Forward-Looking Statements

This release may contain statements that are “forward-looking statements” within the meaning of Section 27A of the Securities Act of 1933, as amended, and Section 21E of the Securities Exchange Act of 1934, as amended. All statements contained in this release, other than statements of historical fact, are “forward-looking statements” for purposes of these provisions, including statements regarding Texas Pacific’s future operations and prospects, the markets for real estate in the areas in which Texas Pacific owns real estate, applicable zoning regulations, the markets for oil and gas, production limits on prorated oil and gas wells authorized by the Railroad Commission of Texas, expected competitions, management’s intent, beliefs or current expectations with respect to Texas Pacific’s future financial performance and other matters.

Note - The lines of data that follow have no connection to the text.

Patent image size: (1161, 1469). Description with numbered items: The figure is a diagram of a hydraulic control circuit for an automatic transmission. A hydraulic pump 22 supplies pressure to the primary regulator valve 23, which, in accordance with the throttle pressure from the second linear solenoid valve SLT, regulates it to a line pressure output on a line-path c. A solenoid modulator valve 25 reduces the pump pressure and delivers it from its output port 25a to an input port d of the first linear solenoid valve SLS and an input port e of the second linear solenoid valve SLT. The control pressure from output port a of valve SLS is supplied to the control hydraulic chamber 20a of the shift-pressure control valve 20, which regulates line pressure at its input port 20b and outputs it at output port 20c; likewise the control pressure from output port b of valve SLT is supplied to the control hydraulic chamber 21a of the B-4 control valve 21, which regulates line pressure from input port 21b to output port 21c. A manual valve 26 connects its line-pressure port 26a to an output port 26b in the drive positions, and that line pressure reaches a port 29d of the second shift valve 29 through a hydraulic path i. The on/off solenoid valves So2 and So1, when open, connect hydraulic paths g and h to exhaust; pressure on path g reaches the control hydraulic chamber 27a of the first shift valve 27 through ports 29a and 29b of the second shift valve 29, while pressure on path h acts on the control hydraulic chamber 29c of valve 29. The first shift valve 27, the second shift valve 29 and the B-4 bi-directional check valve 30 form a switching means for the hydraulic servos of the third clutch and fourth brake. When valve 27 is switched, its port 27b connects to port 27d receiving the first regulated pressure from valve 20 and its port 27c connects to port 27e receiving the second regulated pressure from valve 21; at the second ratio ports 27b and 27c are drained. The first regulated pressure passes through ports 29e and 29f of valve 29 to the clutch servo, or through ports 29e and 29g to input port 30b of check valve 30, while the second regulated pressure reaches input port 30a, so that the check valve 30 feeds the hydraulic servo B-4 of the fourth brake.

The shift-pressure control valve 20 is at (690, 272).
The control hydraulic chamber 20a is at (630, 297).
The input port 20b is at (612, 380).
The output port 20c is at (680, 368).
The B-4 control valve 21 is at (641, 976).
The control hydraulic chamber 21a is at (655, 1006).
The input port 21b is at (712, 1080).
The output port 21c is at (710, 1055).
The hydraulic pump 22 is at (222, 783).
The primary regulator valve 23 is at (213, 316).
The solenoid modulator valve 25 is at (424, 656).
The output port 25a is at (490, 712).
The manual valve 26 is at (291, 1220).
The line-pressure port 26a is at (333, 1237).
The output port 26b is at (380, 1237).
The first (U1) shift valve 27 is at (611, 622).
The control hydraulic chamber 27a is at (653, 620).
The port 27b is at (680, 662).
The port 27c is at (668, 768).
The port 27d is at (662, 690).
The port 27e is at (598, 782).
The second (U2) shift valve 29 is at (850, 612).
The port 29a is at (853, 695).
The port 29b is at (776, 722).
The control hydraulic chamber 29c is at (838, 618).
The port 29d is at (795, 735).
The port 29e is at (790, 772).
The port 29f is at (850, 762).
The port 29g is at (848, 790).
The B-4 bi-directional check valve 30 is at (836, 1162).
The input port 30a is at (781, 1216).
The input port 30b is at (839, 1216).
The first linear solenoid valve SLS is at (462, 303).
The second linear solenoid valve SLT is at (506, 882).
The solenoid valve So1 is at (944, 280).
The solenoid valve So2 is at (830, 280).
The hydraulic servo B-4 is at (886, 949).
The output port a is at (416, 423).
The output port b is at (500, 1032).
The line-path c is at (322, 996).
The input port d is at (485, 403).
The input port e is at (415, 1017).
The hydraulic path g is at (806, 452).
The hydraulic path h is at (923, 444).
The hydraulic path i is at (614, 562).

Texas Pacific cautions readers that various factors could cause its actual financial and operational results to differ materially from those indicated by forward-looking statements made from time-to-time in news releases, reports, proxy statements and other written communications, as well as oral statements made from time to time by representatives of Texas Pacific. The following factors, as well as any other cautionary language included in this release, provide examples of risks, uncertainties and events beyond our control that may cause Texas Pacific’s actual results to differ materially from the expectations Texas Pacific describes in such forward-looking statements: global economic conditions; market prices of oil and gas; the demand for water services by operators in the Permian Basin; the impact of government regulation; the impact of competition; the continued service of key management personnel; and other risks and uncertainties disclosed in Texas Pacific’s annual reports on Form 10-K and quarterly reports on Form 10-Q. We undertake no obligation to update publicly or otherwise revise any forward-looking statements, whether as a result of new information, future events or other factors that affect the subject of these statements, except where we are expressly required to do so by law.